Вот всё, что мы увидим.

Ложились на бочок и Пушкин, и Овидий.

Получалось что? Получалось, что, проскочив в трех первых строках три века, наш современник посещает домик поэта в Михайловском. Такой обыкновенный человек, обыватель даже, хотя, возможно, и не в плохом смысле слова, скажем, слесарь-наладчик или мастер цеха, деловой, конкретный человек, ничего против Пушкина не имеющий, относящийся к нему с должным почтением, но всё-таки далекий от понимания всего значения нашего национального гения. Он приехал на экскурсию. На большом автобусе по профсоюзной путевке. Вместе со своими товарищами по работе. В магазин они уже сходили. Получалось, что он входит и своим живым, конкретным глазом примечает. Возможно, его предки были крестьяне, и на многое он здесь взглядывает как бы с генетическим узнаванием. Его, естественно, заинтересовала палка: почему железная? – и чубук – достаточно странной формы. Его так же могла заинтересовать одежда: как, мол, тогда одевались? Тогда бы его поразил ее мальчиковый размер… Естественное музейное удивление, что поэт был, оказывается, совсем как человек: ел, пил, ложился спать – ложился на бочок, – это всегда первое, если не самое сильное впечатление: «Вот всё, что мы увидим». Мы – это, наверно, от лица экскурсии, к которой вдруг и я притесался, невидимый сбоку. Прекрасная идея! Это мог быть некто Боберов, такой недалекий провинциал-пушкинолюб, и это он сейчас сочиняет свои беспомощные вирши, а не я, а я, это самое, уже не сам, а его пишу, как он сочиняет… Спасительный Боберов! Литературный герой, спешащий на выручку погрязшему автору, – это ли не союз! заслуженная награда за творческое усердие. Поглядываю иронически, как посвященный в толпе непосвященных, хочу выделиться в глазах экскурсовода. Образ автора двоился: спасительный для моего невежества мастер совершенно стушевался, как только автор увидел экскурсионную девицу. Только что наметился угол зрения тов. Боберова – так нет, совершенно он не намечался, потому что в следующей строке из-за приговоренности к рифме объявился Овидий, никак с размышлениями нашего мастера не связанный.

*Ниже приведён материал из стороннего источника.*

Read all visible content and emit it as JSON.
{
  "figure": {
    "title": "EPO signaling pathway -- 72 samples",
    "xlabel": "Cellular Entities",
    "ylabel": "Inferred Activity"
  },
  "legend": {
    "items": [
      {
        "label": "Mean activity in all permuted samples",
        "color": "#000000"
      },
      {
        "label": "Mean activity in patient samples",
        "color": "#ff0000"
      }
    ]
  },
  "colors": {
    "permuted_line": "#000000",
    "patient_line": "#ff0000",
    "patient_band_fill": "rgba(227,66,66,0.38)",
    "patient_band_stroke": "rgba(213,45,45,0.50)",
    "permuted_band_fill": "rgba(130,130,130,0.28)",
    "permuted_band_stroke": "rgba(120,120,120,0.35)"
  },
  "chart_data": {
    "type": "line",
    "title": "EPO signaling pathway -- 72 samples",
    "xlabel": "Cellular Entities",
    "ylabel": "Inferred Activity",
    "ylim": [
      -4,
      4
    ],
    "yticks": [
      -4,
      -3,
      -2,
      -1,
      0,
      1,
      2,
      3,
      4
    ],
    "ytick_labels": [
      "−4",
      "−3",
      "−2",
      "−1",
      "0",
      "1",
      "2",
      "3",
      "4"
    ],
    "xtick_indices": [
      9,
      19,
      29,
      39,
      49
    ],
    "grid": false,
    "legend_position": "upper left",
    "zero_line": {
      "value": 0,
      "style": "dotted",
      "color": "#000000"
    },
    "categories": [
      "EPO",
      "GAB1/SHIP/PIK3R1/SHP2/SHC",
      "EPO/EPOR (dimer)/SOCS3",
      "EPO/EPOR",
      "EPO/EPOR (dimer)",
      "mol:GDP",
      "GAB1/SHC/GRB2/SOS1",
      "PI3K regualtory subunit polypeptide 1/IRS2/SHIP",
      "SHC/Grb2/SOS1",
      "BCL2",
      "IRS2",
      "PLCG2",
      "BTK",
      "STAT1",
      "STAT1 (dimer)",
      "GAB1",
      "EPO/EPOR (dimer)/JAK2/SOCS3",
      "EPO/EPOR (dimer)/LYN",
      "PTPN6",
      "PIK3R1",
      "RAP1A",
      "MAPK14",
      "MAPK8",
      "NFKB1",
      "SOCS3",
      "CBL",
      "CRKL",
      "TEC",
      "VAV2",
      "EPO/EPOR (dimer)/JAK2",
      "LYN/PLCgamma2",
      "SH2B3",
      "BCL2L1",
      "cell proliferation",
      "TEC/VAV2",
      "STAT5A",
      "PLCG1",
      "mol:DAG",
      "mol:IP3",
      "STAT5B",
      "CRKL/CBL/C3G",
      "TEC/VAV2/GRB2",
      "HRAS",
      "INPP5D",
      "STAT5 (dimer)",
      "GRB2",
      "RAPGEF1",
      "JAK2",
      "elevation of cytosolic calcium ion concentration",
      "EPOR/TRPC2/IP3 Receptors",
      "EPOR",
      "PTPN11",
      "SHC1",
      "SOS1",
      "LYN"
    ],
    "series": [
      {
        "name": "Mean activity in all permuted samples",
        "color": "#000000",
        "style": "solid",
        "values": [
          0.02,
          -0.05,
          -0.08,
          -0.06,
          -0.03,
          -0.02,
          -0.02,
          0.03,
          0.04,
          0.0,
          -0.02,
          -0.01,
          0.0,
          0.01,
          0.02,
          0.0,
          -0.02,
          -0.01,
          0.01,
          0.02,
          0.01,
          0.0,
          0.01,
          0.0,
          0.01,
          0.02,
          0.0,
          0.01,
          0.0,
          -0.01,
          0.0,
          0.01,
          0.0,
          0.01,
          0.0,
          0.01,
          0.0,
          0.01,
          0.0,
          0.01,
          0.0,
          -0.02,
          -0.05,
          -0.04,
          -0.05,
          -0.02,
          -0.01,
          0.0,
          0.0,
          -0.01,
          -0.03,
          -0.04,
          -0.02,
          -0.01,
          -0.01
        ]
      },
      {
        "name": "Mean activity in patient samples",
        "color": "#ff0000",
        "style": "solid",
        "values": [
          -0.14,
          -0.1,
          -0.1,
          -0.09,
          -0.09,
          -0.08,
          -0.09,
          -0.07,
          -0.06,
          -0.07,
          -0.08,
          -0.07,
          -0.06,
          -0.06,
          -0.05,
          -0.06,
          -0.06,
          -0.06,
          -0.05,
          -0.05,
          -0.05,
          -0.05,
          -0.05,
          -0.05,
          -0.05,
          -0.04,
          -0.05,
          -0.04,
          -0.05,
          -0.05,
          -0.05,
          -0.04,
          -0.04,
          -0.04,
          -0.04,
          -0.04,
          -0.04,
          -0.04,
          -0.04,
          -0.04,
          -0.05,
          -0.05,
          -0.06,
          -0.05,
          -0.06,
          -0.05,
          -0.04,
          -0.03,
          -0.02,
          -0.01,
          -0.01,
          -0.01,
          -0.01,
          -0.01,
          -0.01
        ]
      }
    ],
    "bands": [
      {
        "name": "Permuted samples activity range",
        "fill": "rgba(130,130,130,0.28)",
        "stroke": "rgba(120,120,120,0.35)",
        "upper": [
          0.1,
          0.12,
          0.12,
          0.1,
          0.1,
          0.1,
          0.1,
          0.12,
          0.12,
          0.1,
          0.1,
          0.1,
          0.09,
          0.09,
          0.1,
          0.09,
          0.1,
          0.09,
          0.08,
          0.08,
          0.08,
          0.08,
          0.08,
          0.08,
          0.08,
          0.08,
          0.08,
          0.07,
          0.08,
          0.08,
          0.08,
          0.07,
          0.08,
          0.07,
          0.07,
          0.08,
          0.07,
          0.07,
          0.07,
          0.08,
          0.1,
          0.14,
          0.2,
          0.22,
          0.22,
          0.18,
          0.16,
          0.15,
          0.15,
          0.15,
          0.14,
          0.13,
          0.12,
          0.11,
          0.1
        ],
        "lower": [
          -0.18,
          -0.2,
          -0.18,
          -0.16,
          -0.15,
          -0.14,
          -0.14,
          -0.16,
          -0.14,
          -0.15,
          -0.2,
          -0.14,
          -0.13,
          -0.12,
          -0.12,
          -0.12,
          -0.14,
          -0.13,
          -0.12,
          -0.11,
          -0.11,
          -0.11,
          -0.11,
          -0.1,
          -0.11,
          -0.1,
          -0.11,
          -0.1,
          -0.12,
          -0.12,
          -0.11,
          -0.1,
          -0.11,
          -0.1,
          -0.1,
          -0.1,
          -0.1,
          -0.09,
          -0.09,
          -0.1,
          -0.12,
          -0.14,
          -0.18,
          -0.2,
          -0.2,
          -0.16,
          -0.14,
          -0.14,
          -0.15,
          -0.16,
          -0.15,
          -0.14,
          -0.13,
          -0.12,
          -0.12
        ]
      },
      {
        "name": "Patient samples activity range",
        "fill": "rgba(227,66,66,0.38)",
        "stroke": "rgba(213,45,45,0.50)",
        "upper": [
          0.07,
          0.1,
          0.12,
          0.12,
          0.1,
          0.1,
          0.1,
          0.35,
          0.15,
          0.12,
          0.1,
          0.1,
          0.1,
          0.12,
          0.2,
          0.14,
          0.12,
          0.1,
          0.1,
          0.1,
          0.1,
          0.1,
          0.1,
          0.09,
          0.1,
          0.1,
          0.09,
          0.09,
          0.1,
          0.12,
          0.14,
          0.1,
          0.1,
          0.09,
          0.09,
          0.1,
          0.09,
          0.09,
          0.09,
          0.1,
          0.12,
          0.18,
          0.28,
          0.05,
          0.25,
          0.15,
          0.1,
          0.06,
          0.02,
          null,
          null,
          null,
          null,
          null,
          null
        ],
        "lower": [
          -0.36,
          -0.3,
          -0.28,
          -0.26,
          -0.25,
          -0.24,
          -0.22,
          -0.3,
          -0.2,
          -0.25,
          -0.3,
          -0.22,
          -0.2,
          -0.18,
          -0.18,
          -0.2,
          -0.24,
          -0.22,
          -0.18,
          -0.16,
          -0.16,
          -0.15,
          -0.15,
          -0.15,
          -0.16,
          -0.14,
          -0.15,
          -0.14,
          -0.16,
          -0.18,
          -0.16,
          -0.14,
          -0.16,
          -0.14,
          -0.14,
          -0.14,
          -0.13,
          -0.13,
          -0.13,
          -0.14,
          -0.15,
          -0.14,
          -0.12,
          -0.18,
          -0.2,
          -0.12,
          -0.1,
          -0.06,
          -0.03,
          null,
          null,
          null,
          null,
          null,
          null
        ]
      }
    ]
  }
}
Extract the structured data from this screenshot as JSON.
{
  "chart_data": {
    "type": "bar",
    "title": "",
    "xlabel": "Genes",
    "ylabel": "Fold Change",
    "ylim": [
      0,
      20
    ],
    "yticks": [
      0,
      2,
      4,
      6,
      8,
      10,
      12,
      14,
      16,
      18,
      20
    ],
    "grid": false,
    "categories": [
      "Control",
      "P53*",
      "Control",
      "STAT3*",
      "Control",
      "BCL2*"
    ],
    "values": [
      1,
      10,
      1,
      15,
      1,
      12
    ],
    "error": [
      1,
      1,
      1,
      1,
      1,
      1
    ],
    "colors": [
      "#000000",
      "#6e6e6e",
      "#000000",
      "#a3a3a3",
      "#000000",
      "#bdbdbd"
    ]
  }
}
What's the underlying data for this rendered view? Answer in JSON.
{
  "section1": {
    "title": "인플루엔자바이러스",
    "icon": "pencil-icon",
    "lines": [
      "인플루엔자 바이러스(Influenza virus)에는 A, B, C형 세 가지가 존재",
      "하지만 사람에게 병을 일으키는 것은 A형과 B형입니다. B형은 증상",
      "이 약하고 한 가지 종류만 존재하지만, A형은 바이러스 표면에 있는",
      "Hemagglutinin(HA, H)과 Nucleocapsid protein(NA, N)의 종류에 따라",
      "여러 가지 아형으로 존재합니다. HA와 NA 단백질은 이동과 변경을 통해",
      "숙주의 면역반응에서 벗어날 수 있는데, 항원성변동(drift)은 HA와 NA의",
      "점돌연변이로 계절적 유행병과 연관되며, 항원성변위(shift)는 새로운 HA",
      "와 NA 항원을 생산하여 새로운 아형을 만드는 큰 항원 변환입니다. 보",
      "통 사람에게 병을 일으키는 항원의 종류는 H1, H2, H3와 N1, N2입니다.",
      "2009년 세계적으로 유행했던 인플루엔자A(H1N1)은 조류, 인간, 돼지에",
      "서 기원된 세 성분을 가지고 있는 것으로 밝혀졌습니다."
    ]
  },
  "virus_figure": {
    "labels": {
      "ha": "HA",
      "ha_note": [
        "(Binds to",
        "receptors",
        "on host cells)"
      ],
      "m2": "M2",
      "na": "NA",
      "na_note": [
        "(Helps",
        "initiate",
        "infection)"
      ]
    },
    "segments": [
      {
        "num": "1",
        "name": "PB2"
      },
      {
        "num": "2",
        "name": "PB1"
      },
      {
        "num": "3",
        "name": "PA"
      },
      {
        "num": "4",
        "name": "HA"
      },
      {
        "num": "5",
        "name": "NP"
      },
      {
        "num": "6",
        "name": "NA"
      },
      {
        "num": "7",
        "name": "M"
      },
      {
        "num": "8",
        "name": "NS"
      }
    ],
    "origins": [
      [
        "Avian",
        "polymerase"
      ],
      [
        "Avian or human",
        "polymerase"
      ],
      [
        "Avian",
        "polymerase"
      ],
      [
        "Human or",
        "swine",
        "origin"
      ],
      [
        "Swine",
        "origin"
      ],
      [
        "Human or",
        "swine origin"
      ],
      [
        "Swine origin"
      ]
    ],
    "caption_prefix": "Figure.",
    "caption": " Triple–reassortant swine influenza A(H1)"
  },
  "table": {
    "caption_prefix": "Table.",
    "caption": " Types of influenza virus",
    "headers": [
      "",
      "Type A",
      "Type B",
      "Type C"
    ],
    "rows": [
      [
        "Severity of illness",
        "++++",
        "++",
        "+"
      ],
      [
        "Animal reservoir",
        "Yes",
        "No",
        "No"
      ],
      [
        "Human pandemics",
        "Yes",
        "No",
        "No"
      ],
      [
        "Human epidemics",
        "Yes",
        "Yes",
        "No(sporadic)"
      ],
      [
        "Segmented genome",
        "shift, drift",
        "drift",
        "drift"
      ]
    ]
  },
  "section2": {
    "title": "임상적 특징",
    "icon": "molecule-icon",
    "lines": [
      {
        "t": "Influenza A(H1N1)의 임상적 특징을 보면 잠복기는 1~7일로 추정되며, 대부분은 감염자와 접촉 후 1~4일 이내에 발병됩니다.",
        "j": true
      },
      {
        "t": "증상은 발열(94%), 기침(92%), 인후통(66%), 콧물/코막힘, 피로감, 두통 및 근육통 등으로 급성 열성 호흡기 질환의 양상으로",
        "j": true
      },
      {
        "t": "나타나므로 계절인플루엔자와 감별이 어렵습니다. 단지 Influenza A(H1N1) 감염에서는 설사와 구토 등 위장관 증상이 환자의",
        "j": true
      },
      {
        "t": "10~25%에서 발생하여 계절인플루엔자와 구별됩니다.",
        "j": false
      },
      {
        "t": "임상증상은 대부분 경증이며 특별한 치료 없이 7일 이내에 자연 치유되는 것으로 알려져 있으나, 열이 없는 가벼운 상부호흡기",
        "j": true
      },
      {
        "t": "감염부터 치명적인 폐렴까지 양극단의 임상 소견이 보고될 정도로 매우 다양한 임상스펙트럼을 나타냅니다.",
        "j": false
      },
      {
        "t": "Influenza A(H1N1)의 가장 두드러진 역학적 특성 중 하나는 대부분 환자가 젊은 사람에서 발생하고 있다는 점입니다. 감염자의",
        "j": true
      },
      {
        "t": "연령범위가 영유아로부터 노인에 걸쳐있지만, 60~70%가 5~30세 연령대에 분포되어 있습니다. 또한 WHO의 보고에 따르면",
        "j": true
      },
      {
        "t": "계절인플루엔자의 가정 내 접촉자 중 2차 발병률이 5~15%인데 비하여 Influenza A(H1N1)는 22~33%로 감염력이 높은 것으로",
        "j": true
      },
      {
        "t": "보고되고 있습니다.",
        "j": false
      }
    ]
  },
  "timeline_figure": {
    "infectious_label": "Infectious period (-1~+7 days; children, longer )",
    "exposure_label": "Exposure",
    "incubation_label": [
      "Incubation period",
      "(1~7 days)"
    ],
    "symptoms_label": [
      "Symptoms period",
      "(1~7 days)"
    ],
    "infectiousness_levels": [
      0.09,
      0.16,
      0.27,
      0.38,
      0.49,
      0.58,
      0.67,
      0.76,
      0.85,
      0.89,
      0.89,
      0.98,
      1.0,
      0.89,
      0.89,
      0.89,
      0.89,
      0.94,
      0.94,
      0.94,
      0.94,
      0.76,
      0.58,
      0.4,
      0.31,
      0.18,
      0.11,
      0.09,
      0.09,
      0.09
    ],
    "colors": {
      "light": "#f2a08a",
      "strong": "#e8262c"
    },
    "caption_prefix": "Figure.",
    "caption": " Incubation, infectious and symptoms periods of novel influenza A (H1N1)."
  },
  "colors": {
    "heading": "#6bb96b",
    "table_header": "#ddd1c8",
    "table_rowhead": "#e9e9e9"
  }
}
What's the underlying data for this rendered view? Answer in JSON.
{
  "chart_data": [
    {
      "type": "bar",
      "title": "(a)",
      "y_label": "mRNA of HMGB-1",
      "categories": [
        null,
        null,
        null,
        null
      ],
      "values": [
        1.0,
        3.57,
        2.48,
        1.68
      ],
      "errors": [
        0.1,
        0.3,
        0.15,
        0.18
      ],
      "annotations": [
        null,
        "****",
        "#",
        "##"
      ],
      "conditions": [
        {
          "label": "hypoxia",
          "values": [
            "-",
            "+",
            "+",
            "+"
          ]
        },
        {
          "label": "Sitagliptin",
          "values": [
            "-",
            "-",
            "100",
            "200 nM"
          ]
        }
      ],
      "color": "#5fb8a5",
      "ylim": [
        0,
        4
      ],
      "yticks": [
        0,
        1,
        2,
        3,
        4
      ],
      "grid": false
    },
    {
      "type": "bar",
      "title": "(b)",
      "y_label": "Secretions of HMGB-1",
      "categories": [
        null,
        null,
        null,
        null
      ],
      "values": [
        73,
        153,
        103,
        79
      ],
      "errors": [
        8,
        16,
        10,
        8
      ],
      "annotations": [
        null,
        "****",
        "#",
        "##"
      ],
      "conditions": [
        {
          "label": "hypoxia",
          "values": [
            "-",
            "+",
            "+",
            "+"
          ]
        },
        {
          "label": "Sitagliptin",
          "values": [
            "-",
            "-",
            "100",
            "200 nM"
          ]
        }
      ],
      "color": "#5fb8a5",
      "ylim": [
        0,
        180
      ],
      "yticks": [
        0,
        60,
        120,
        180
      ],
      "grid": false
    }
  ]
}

И в следующей строке остался уже опять только я, ловящий взгляд экскурсоводши:

What dreams may come? – нам не подскажет Гамлет.

Видите ли, этот монолог не выветрился из моих школьных лет! Это называлось «наизусть Шекспира в подлиннике». Это желание в смысле невежества оставаться в тени, спрятавшись за Боберова, а в смысле эрудиции выдвинуться, его заслонив, к сожалению, характеризовало уже не только меня, но и поэта, сочинявшего стихи про Пушкина. Он не был виноват.